先日、いわゆる「ぎっくり腰」の選手の対応をしたのですが、ふと「ぎっくり」って何なんだろう?と考え込んでしまい、今回のブログのテーマにしてみました。
ぎっくり腰って1年に数名遭遇することがあるのですが、結構再発する人が多い印象です。
ぎっくり腰の語源を今流行りのchatGPTに聞いてみたところ・・・
『「ぎっくり腰」の「ぎっくり」の語源について興味があるんですね!
実は「ぎっくり」は、元々は英語の「kick」(蹴る)が由来とされています。体を突然蹴られたように感じるほどの急激な痛みを表現する言葉として使われています。』と・・・噓でしょ?
さらに調べてみたところ、
『「ぎっくり腰」の語源は、突然激しい腰痛が襲う様子を、まるで「びっくり」したかのような様子から生まれたと考えられています。
もともとは「びっくり腰」と呼ばれていたものが、転じて「ぎっくり腰」になったという説が有力です。』
ふむふむ、こちらの方がなんとなくしっくりきますね。


日本整形外科学会では、『いわゆる「ぎっくり腰」は急に起こった強い腰の痛み(腰痛)を指す一般的に用いられている名称(通称)で、病名や診断名ではありません。
何か物を持ち上げようとしたとき、腰をねじるなどの動作をしたときなどに起こることが多いですが、朝起きた直後や何もしないで起こることもあります。
痛みの原因はさまざまで、腰の中の動く部分(関節)や軟骨(椎間板)に許容以上の力がかかってけがしたような状態(捻挫、椎間板損傷)、腰を支える筋肉やすじ(腱、靱帯)などの柔らかい組織(軟部組織)の損傷などが多いと考えられます。』としています。
私もぎっくり腰になった選手を今までに対応してきたことがありますが、強い痛みのために全く動くことができなかったり、痛みによる脊柱の側弯がでたりとその症状は様々ですが、選手が痛くてつらそうな姿は皆共通しています。
欧米においては、ぎっくり腰のことを「魔女の一撃」と呼ばれており、これは、突然想像もしないような激痛が襲う様子を、「魔女がやってきた」と比喩したことから来ているとされています。
そんなぎっくり腰についての論文をみてみると、『ぎっくり腰では腰椎の前弯の減少や、消失がみられ椎間関節の側屈方向へのずれのみでなく、前後屈方向や回旋方向へのずれも否定できない。また椎間関節の運動に問題があると思われる脊柱側弯例が36%にみられた。』としています。

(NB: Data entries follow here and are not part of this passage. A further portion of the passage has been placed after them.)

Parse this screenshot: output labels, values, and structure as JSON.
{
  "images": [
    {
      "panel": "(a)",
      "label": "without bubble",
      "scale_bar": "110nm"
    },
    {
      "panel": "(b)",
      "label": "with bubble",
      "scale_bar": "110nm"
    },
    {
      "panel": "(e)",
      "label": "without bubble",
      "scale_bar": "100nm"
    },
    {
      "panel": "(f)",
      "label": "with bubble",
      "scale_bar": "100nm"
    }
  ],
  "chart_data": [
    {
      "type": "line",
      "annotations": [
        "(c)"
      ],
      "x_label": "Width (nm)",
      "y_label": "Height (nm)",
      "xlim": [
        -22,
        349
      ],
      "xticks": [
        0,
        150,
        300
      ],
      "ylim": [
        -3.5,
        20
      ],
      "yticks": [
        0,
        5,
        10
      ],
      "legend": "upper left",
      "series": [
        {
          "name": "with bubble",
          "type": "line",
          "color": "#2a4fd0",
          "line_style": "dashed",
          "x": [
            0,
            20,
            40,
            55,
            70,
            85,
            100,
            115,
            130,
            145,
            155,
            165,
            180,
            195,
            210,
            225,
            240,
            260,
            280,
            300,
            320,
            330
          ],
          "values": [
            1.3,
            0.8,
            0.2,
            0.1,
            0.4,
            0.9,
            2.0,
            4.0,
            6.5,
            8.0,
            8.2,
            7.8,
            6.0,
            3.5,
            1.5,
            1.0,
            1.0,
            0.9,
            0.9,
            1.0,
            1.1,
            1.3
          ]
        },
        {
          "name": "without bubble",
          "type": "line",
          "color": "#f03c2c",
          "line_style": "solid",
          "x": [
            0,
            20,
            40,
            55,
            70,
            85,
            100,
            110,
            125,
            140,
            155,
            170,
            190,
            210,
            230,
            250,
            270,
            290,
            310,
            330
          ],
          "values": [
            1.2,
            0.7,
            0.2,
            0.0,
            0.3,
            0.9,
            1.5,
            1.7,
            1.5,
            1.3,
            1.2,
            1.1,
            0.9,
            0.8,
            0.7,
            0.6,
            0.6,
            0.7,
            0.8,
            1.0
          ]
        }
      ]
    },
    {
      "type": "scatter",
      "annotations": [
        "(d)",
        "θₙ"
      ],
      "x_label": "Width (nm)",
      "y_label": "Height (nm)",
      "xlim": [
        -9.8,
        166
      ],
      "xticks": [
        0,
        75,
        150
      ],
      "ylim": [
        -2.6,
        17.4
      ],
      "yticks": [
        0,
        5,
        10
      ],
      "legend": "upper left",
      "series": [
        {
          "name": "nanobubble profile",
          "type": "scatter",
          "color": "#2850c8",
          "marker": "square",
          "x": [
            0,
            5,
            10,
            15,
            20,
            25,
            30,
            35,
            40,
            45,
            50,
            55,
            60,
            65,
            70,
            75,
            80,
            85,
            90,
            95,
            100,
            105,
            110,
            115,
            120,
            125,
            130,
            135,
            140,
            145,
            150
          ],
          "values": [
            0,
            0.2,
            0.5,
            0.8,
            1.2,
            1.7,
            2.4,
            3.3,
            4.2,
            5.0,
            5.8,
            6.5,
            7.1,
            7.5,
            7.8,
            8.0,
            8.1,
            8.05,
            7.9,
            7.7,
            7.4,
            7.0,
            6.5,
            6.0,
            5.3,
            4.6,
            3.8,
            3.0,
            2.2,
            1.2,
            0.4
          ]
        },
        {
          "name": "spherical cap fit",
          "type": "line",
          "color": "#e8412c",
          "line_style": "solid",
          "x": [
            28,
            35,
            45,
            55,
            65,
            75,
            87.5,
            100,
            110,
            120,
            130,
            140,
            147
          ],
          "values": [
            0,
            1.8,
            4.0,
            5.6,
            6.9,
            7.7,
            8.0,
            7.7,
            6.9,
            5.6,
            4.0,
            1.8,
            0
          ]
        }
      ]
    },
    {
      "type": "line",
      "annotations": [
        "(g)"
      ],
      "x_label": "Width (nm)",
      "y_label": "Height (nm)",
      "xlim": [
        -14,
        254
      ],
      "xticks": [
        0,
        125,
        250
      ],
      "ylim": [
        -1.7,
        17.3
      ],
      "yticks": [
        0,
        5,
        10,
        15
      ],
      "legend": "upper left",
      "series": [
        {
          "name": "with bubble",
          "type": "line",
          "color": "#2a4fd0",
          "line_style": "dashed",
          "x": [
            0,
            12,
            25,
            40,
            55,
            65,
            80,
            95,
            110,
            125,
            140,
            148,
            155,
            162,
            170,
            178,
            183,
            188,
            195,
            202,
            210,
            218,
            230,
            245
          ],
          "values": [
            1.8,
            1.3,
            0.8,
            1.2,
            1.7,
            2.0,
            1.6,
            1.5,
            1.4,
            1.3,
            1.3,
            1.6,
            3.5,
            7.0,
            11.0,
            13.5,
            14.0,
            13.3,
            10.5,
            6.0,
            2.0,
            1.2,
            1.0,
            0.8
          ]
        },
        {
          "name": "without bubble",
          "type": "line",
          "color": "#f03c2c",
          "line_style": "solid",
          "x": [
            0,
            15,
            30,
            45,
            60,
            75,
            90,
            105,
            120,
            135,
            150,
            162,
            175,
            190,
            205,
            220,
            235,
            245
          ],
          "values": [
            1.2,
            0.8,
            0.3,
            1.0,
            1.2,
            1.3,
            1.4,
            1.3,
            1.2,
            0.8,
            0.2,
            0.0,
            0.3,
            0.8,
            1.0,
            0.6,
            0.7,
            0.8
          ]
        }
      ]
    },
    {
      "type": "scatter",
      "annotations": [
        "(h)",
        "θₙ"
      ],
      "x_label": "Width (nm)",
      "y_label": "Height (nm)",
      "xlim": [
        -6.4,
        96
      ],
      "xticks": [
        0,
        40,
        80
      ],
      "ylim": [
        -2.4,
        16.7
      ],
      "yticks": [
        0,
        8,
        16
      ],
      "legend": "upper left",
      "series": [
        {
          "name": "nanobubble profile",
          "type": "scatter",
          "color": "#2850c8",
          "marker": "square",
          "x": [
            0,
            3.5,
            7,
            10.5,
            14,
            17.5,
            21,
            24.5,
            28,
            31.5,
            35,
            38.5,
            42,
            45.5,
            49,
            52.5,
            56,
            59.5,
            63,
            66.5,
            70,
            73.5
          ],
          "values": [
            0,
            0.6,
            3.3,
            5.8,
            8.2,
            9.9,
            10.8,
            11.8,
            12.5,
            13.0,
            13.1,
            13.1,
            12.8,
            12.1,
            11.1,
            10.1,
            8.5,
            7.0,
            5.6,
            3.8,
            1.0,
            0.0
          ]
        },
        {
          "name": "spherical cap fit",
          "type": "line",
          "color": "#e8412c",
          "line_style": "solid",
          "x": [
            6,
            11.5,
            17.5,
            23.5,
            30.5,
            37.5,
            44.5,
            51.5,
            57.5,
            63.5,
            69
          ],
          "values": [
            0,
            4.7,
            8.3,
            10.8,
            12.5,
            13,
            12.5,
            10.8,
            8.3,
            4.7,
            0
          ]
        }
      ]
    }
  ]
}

実際に、私が対応した選手のほとんどが、受傷直後に側弯があったことから、椎間関節に問題が起きていたのだろうと想像することができますが、ぎっくり腰を含め腰痛の原因は様々で、何が原因で発症しているのかはっきりしていない部分が多いです。
ぎっくり腰の発症を予防することもさることながら、発症した際にいかに早く回復させるかも、スポーツ現場で働くトレーナーの腕のみせどころです。

参考文献
吉田徹. いわゆるぎっくり腰の X 線所見. 日本腰痛研究会雑誌, 1998, 4.1: 42-47.
兵藤弘訓; 佐藤哲朗; 佐々木祐肇. いわゆる 「ぎっくり腰」 は椎間板性疼痛か. 日本腰痛学会雑誌, 2002, 8.1: 106-114.